Personally, when I expressed joy alongside my gay and lesbian friends about the President's endorsement of their marriages on my Facebook page this week, I even got a "I know you weren't raised like this" comment about my views by a family member. Not very nice.

I see so many of my pastoral colleagues being afraid to say anything at all out of fear of what their congregations might do to them. Jobs or appointments might be at sake depending on what you say.

In all of this, it is so easy for the debate to become personal real fast. Feelings can be hurt real quick. Most of us have strong opinions one way or another and it is hard to comprehend how someone on the other "side" could see things as they do.

Lord, have mercy on us all!

Is our church in all branches going to explode soon? Is this the state of cultural and religious affairs we've come to in this country? It seems so.

Doing some sermon prep this week, I found this commentary the John 15 lectionary reading for this Sunday by  Dr. David Lose out of Luther Seminary. I couldn't help but think about all the debate this week as I read it. When we are faced with a theological divide on a topic like homosexuality, for example, what do with do? Lose has this to say:

So when faced with a challenge, dilemma, problem, or divisive moral issue, 1) search the Scriptures, looking not just for commandments but for how you honestly think Jesus would have responded, 2) trust your own experience and ask how you would want to be treated in similar circumstances, and 3) talk it over in your community, especially involving the folks the question-at-hand most directly affects.

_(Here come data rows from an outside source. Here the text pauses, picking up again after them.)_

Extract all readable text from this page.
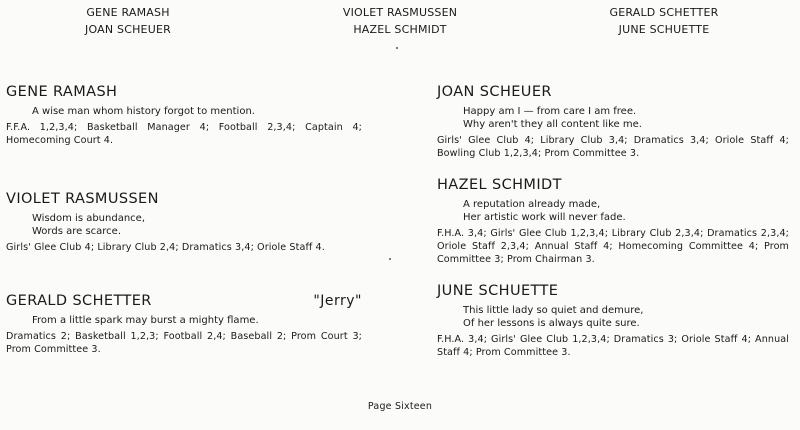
GENE RAMASH
JOAN SCHEUER
VIOLET RASMUSSEN
HAZEL SCHMIDT
GERALD SCHETTER
JUNE SCHUETTE
GENE RAMASH
A wise man whom history forgot to mention.
F.F.A. 1,2,3,4; Basketball Manager 4; Football 2,3,4; Captain 4; Homecoming Court 4.
VIOLET RASMUSSEN
Wisdom is abundance,
Words are scarce.
Girls' Glee Club 4; Library Club 2,4; Dramatics 3,4; Oriole Staff 4.
GERALD SCHETTER	"Jerry"
From a little spark may burst a mighty flame.
Dramatics 2; Basketball 1,2,3; Football 2,4; Baseball 2; Prom Court 3; Prom Committee 3.
JOAN SCHEUER
Happy am I — from care I am free.
Why aren't they all content like me.
Girls' Glee Club 4; Library Club 3,4; Dramatics 3,4; Oriole Staff 4; Bowling Club 1,2,3,4; Prom Committee 3.
HAZEL SCHMIDT
A reputation already made,
Her artistic work will never fade.
F.H.A. 3,4; Girls' Glee Club 1,2,3,4; Library Club 2,3,4; Dramatics 2,3,4; Oriole Staff 2,3,4; Annual Staff 4; Homecoming Committee 4; Prom Committee 3; Prom Chairman 3.
JUNE SCHUETTE
This little lady so quiet and demure,
Of her lessons is always quite sure.
F.H.A. 3,4; Girls' Glee Club 1,2,3,4; Dramatics 3; Oriole Staff 4; Annual Staff 4; Prom Committee 3.
Page Sixteen
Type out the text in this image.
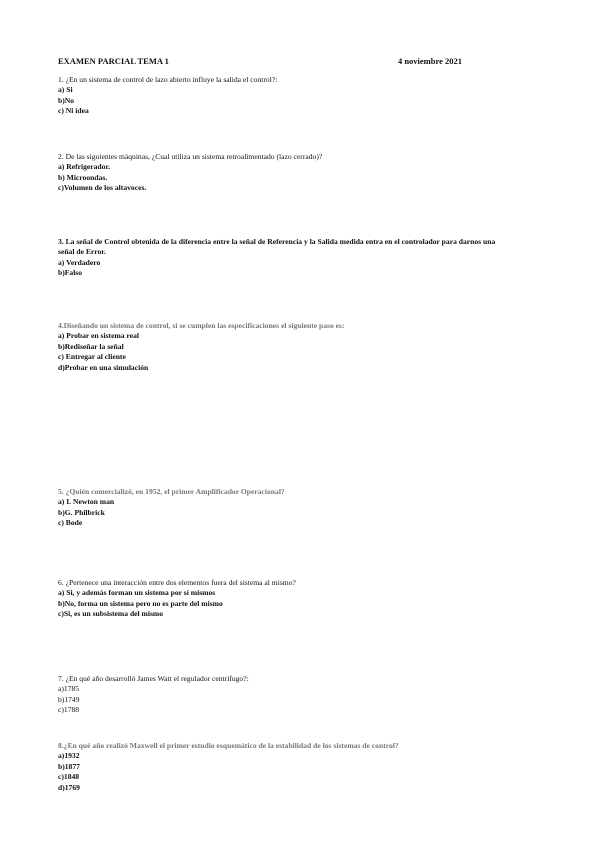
EXAMEN PARCIAL TEMA 1	4 noviembre 2021

1. ¿En un sistema de control de lazo abierto influye la salida el control?:

a) Si
b)No
c) Ni idea

2. De las siguientes máquinas, ¿Cual utiliza un sistema retroalimentado (lazo cerrado)?

a) Refrigerador.
b) Microondas.
c)Volumen de los altavoces.

3. La señal de Control obtenida de la diferencia entre la señal de Referencia y la Salida medida entra en el controlador para darnos una señal de Error.

a) Verdadero
b)Falso

4.Diseñando un sistema de control, si se cumplen las especificaciones el siguiente paso es:

a) Probar en sistema real
b)Rediseñar la señal
c) Entregar al cliente
d)Probar en una simulación

5. ¿Quién comercializó, en 1952, el primer Amplificador Operacional?

a) I. Newton man
b)G. Philbrick
c) Bode

6. ¿Pertenece una interacción entre dos elementos fuera del sistema al mismo?

a) Si, y además forman un sistema por sí mismos
b)No, forma un sistema pero no es parte del mismo
c)Si, es un subsistema del mismo

7. ¿En qué año desarrolló James Watt el regulador centrífugo?:

a)1785
b)1749
c)1788

8.¿En qué año realizó Maxwell el primer estudio esquemático de la estabilidad de los sistemas de control?

a)1932
b)1877
c)1848
d)1769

I really appreciated this level-headed approach because I have to think so many of our strong opinions on those who are gay have more to do with tradition, culture from which we come than it does "what the Bible says." Yes, there are those passages of scriptures that say, homosexual relations are wrong, but then there are also lots of passages that say that women should cover their heads in church and not wear jewelry (and I don't know a lot of people who follow the Bible this literally). And, often we are quick to say, "Being gay is a sin" without actually knowing such a person and/or if we do, never asking a gay person how our interpretations of scripture make them feel, how they have been hurt by the church or by their families, etc. We are quick to elevate being gay (if we think being gay is a sin) to the level in which it is greater than ALL other sins. I just don't think such is really fair.

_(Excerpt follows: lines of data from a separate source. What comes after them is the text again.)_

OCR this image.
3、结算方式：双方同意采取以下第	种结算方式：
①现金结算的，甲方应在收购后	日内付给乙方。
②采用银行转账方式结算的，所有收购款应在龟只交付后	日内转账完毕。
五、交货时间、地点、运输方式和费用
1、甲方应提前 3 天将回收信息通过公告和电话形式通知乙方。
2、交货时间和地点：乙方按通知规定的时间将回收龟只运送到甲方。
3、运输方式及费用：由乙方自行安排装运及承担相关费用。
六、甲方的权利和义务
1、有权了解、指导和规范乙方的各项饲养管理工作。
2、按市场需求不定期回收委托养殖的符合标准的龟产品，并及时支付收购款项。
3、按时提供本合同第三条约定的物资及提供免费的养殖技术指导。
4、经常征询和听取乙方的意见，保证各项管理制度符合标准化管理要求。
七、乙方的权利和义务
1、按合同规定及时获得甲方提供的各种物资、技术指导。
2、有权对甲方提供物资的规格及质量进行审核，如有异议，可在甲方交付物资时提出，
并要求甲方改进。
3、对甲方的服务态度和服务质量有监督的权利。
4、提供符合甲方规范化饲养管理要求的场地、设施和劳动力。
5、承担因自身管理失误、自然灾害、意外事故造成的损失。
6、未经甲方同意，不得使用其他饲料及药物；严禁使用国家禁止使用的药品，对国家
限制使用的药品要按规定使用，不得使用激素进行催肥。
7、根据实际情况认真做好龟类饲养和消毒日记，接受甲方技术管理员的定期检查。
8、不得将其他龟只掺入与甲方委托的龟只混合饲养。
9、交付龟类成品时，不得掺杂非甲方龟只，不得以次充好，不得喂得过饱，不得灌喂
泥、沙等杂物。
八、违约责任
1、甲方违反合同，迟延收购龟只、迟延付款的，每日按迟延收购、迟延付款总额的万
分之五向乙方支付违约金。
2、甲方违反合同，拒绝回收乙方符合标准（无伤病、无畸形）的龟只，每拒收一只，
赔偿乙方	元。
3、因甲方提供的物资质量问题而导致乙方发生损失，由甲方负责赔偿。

I know my heart breaks for my friends, colleagues and family members who are a part of the gay and lesbian community who love Jesus every bit as much as I do and are living in monogamous, committed relationships or are single and celibate and so many parts of our society continue to be so cruel to them.

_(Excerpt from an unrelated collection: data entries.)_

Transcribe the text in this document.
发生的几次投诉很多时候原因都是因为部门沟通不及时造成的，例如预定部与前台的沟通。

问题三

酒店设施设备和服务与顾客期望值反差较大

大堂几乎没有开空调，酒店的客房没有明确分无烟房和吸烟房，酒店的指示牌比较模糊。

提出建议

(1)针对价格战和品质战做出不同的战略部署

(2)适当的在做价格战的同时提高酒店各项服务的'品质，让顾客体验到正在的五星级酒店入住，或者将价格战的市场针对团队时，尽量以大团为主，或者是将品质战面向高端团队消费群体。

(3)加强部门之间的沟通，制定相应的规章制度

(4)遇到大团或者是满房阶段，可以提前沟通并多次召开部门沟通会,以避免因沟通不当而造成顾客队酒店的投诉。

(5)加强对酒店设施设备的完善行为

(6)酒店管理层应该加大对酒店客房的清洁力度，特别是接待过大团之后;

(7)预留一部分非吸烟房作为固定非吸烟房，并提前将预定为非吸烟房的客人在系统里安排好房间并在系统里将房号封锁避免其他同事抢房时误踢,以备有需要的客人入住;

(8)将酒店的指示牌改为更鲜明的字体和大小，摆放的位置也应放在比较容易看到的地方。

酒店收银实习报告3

I know my heart breaks for my friends and neighbors in other churches who have made Christianity into something that fits into a one-size fits all box and have no room in their souls for the Spirit to come and bring new understandings.

I know my heart breaks for our churches that are growing more divided by the day as more and more schisms keep occurring and occurring again. (How many times can the Christian church split? It seems we are on a course to find out!)

Because such conversation (as we've experienced its intensity this week) is not going away, what will we do when divide comes to us?

For me, I couldn't be silent. But, now that I have said my part, I must move on and keep finding ways to love. What about you?

Will you find a way to love the "other side?" Will you use words of hate? Will you defriend everyone you know on Facebook who doesn't believe as you do? How will you live in community?

We've got to figure out a better way to live together, all of us. This is what I know.